En langage politique, on dirait que l'Allemagne a soufflé le chaud et le froid depuis l'élection d'Emmanuel Macron. Ou plutôt le froid et le chaud.
Le froid, c'était il y a une semaine, le ministre des finances Wolfgang Schaüble fait remarquer que les propositions du président français tout juste élu sur la zone euro, nécessitent une modification des traités européens. Pas réaliste, affirme t-il.
Et hier 15 mai, donc le chaud soufflé par la chancelière allemande, concédant qu'il est possible de modifier les traités, mais attention il y a un si quand même.

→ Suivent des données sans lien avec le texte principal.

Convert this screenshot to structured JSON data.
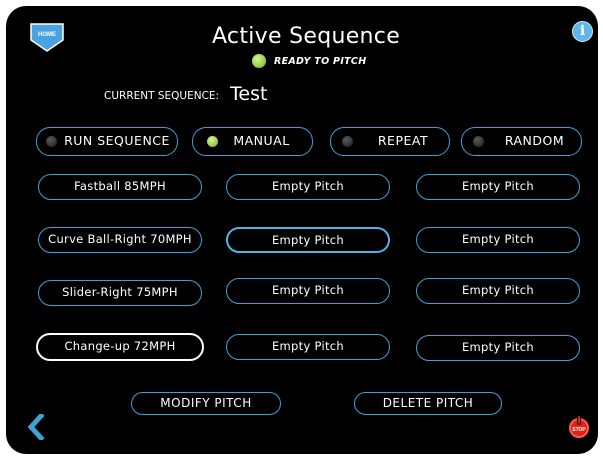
{
  "header": {
    "home_label": "HOME",
    "title": "Active Sequence",
    "status": "READY TO PITCH"
  },
  "sequence": {
    "label": "CURRENT SEQUENCE:",
    "value": "Test"
  },
  "modes": [
    {
      "label": "RUN SEQUENCE",
      "active": false
    },
    {
      "label": "MANUAL",
      "active": true
    },
    {
      "label": "REPEAT",
      "active": false
    },
    {
      "label": "RANDOM",
      "active": false
    }
  ],
  "pitches": [
    [
      "Fastball 85MPH",
      "Empty Pitch",
      "Empty Pitch"
    ],
    [
      "Curve Ball-Right 70MPH",
      "Empty Pitch",
      "Empty Pitch"
    ],
    [
      "Slider-Right 75MPH",
      "Empty Pitch",
      "Empty Pitch"
    ],
    [
      "Change-up 72MPH",
      "Empty Pitch",
      "Empty Pitch"
    ]
  ],
  "actions": {
    "modify": "MODIFY PITCH",
    "delete": "DELETE PITCH"
  },
  "footer": {
    "stop_label": "STOP"
  },
  "colors": {
    "background": "#000000",
    "accent": "#3ba3d6",
    "status_green": "#9fd34e",
    "stop_red": "#d9231c",
    "home_blue": "#4aa3e0"
  }
}
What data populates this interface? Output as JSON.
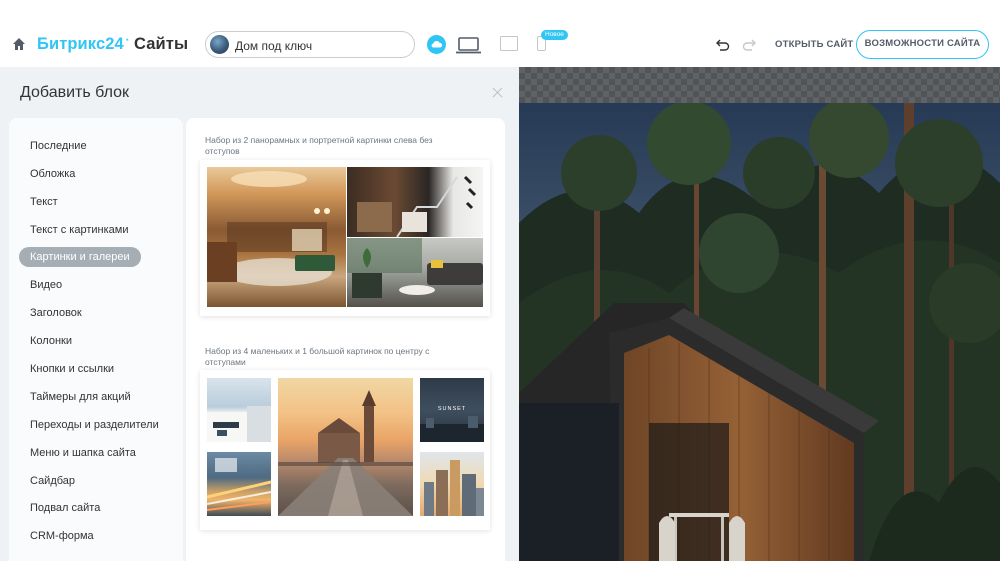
{
  "header": {
    "brand_part1": "Битрикс",
    "brand_part2": "24",
    "brand_part3": "Сайты",
    "site_name": "Дом под ключ",
    "new_badge": "Новое",
    "open_site_label": "ОТКРЫТЬ САЙТ",
    "features_label": "ВОЗМОЖНОСТИ САЙТА",
    "icons": [
      "home-icon",
      "cloud-icon",
      "laptop-icon",
      "tablet-icon",
      "phone-icon",
      "undo-icon",
      "redo-icon"
    ]
  },
  "panel": {
    "title": "Добавить блок",
    "categories": [
      "Последние",
      "Обложка",
      "Текст",
      "Текст с картинками",
      "Картинки и галереи",
      "Видео",
      "Заголовок",
      "Колонки",
      "Кнопки и ссылки",
      "Таймеры для акций",
      "Переходы и разделители",
      "Меню и шапка сайта",
      "Сайдбар",
      "Подвал сайта",
      "CRM-форма"
    ],
    "active_category": "Картинки и галереи",
    "blocks": [
      {
        "caption": "Набор из 2 панорамных и портретной картинки слева без отступов"
      },
      {
        "caption": "Набор из 4 маленьких и 1 большой картинок по центру с отступами",
        "sunset_text": "SUNSET"
      }
    ]
  },
  "colors": {
    "accent": "#2fc6f6",
    "panel_bg": "#eef2f4",
    "active_pill": "#a5adb5"
  }
}
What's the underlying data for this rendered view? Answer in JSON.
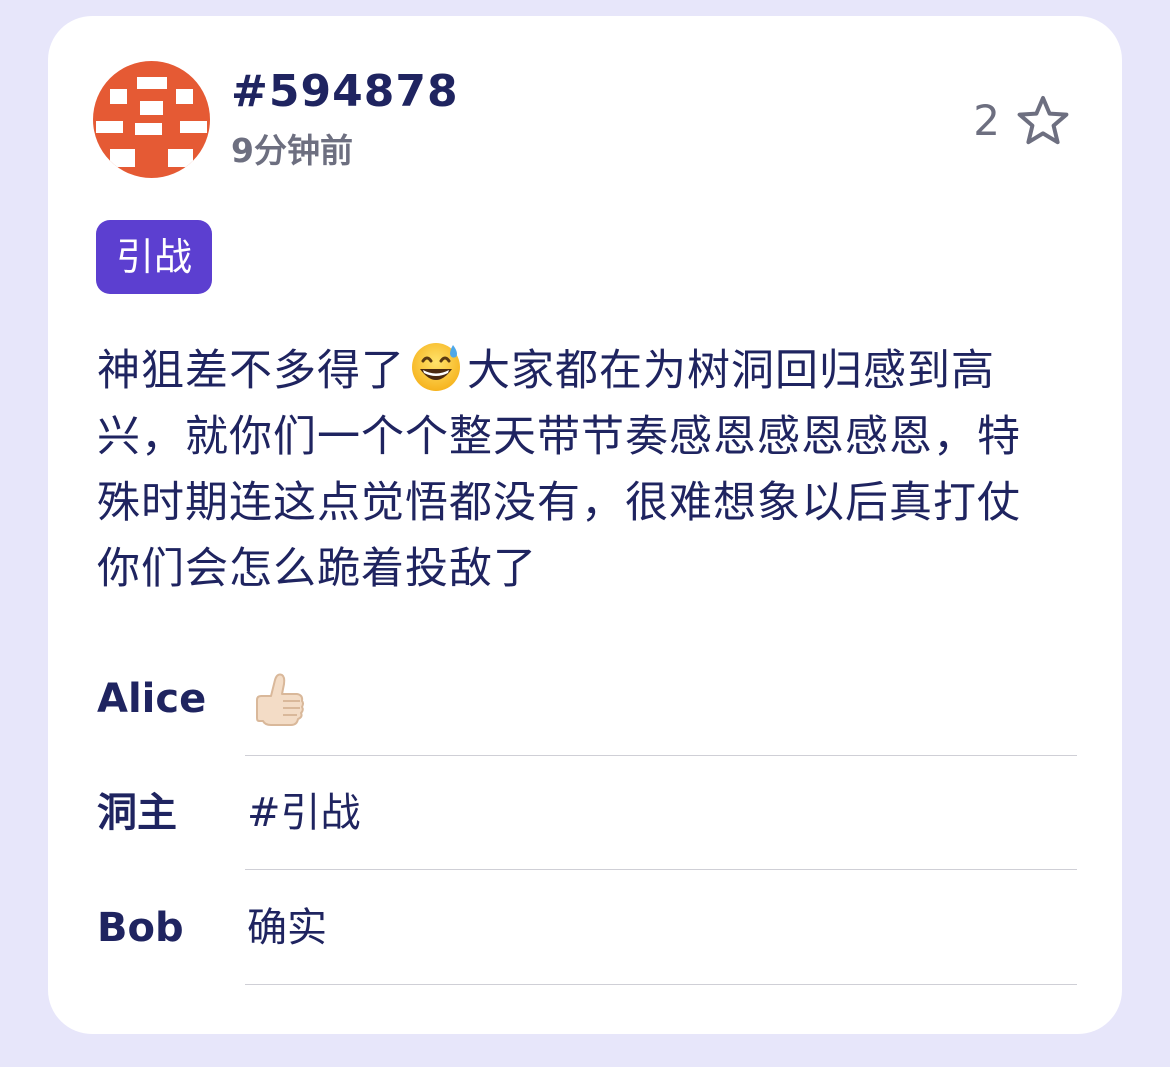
{
  "post": {
    "id": "#594878",
    "time": "9分钟前",
    "star_count": "2",
    "tag": "引战",
    "content_part1": "神狙差不多得了",
    "emoji": "grinning-face-with-sweat-icon",
    "content_part2": "大家都在为树洞回归感到高兴，就你们一个个整天带节奏感恩感恩感恩，特殊时期连这点觉悟都没有，很难想象以后真打仗你们会怎么跪着投敌了"
  },
  "replies": [
    {
      "name": "Alice",
      "text": "",
      "icon": "thumbs-up-icon"
    },
    {
      "name": "洞主",
      "text": "#引战"
    },
    {
      "name": "Bob",
      "text": "确实"
    }
  ],
  "colors": {
    "background": "#e7e6fa",
    "card": "#ffffff",
    "text": "#1f2460",
    "muted": "#6d6f80",
    "tag": "#5c3fd0",
    "avatar": "#e55a34"
  }
}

D'un point de vue allemand, il est possible de modifier les traités, si cela a un sens" a précisé Angela Merkel.
Un sens pour qui? Un sens pour quel objectif? Quel est cet objectif au delà du mot REFONDATION? Ces questions restent entières après la conférence de presse commune des deux chefs d’État hier, pour ne pas dire abyssales.
Refondation = revenir à l'idée d'origine
Restons sur la zone euro, pour limiter le champ des possibles.

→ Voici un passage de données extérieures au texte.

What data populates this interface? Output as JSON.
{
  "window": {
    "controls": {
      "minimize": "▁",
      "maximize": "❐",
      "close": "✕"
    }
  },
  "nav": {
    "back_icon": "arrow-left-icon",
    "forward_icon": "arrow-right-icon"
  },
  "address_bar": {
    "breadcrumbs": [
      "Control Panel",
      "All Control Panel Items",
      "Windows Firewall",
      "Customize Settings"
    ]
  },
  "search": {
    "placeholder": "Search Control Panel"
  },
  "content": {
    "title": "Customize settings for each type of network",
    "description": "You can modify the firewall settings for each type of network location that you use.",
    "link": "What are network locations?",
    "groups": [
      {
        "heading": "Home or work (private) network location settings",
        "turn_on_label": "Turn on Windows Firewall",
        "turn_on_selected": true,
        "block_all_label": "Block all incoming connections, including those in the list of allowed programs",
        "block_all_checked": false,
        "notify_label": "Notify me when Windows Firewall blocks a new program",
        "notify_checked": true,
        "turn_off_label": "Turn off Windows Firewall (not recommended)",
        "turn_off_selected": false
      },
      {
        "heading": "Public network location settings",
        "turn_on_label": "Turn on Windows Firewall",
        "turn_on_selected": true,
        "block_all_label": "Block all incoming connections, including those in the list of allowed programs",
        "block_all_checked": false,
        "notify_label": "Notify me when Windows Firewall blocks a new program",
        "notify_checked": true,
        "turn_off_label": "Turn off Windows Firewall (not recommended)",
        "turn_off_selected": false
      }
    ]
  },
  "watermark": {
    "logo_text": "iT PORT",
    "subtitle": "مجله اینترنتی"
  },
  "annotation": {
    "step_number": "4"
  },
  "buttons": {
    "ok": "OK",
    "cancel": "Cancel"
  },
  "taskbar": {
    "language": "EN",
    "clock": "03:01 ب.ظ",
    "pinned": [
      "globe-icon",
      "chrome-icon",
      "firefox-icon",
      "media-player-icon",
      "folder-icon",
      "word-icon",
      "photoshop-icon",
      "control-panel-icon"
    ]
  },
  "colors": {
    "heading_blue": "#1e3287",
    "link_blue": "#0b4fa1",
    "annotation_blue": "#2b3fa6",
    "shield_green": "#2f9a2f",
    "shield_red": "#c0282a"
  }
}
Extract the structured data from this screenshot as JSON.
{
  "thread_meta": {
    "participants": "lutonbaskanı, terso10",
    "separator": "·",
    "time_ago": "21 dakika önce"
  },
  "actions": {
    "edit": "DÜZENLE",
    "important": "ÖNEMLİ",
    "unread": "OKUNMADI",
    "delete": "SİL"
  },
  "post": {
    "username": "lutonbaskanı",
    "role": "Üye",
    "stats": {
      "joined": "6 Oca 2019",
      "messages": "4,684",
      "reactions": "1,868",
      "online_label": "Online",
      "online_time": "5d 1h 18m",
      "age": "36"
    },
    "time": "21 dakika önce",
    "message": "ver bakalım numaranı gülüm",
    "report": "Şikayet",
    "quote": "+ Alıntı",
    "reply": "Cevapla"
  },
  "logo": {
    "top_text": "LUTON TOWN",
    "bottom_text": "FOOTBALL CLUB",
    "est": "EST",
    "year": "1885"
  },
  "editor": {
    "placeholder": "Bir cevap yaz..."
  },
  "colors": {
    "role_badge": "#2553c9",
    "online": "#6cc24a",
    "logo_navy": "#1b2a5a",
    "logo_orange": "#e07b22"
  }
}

Créer une zone monétaire commune, c'était l'idée de faire contrepoids au dollars, de constituer un bloc cohérent pour les investisseurs internationaux, de mettre fin à la guerre des monnaies entre partenaires européens, d'offrir aux marchés financiers un espace financier large et profond en limitant les couts de transaction... j'en oublie, il y avait aussi des visées politiques, empêcher après la réunification la création d'un espace "mark" trop puissant...

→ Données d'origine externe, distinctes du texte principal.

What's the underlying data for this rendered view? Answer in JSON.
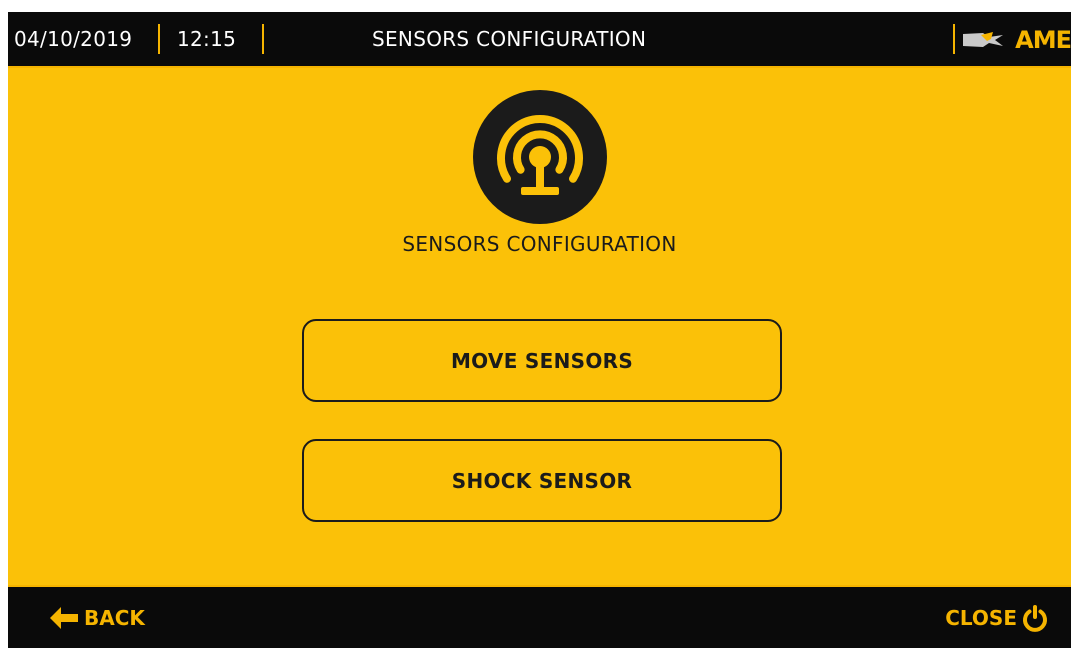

En résumé, l'idée de fond, c'était d'impulser, par la monnaie, une plus forte intégration européenne. A cette époque, les économistes laissaient d'ailleurs quelques années pas plus, après le lancement de la monnaie unique pour qu'une Europe fiscale et sociale se mettent en place. Mais... le projet s'est arrêté là.
On a crée des mécanismes de convergence des politiques économiques et budgétaires, les fameux critères de Maastricht et plus récemment ce qu'on appelle le semestre européen, mais on est resté au milieu du gué.
Et la zone euro a divergé. Les écarts de richesses et de compétitivité se sont au contraire creusés. Au Nord, des excèdents trop forts, au Sud de trop grands déficits. Le billet économique évoque souvent ces questions!
- Sur le semestre européen et les divergences de balances courantes: a divergence de com Trop d'excédents (allemands) nuisent à la santé (de l'économie européenne)
- Sur les difficultés à mener une politique monétaire quand les économies divergent: Inflation des pressions allemandes sur la BCE
- Sur le chantier toujours en cours de la convergence sociale: A quand un triple A social?
- Sur les appels répétés à la convergence sociale et fiscale: Harmonie fiscale et sociale dans l'UE: encore des mots
La crise financière et la crise Grecque ont failli tout faire voler en éclat. D'autres mécanismes ont donc été créés, souvent dans l'urgence: le mécanisme européen de stabilité, l'union bancaire... mais on est toujours dans un équilibre précaire.
D'ailleurs Emmanuel Macon le disait lui même il y a 18 mois quand il était ministre de l'économie :
"Si rien ne bouge, il n'y a plus de zone euro dans dix ans", Emmanuel Macron.
Refonder la zone euro: encore un projet?
Sur la zone euro, le projet présenté par Emmanuel Macron pendant sa campagne
- veut avancer sur la convergence fiscale et sociale,
- mettre en place un budget, pas de fonctionnement mais de crise et d'investissement
- sur le plan institutionnel, il plaide pour un exécutif de la zone euro, un ministre des finances, et un parlement de la zone euro.
Ce sont des idées connues, qui ont déjà été évoquées dans de multiples rapports:
- 5 décembre 2012, le rapport dit « des quatre présidents » et intitulé « Vers une véritable Union économique et monétaire »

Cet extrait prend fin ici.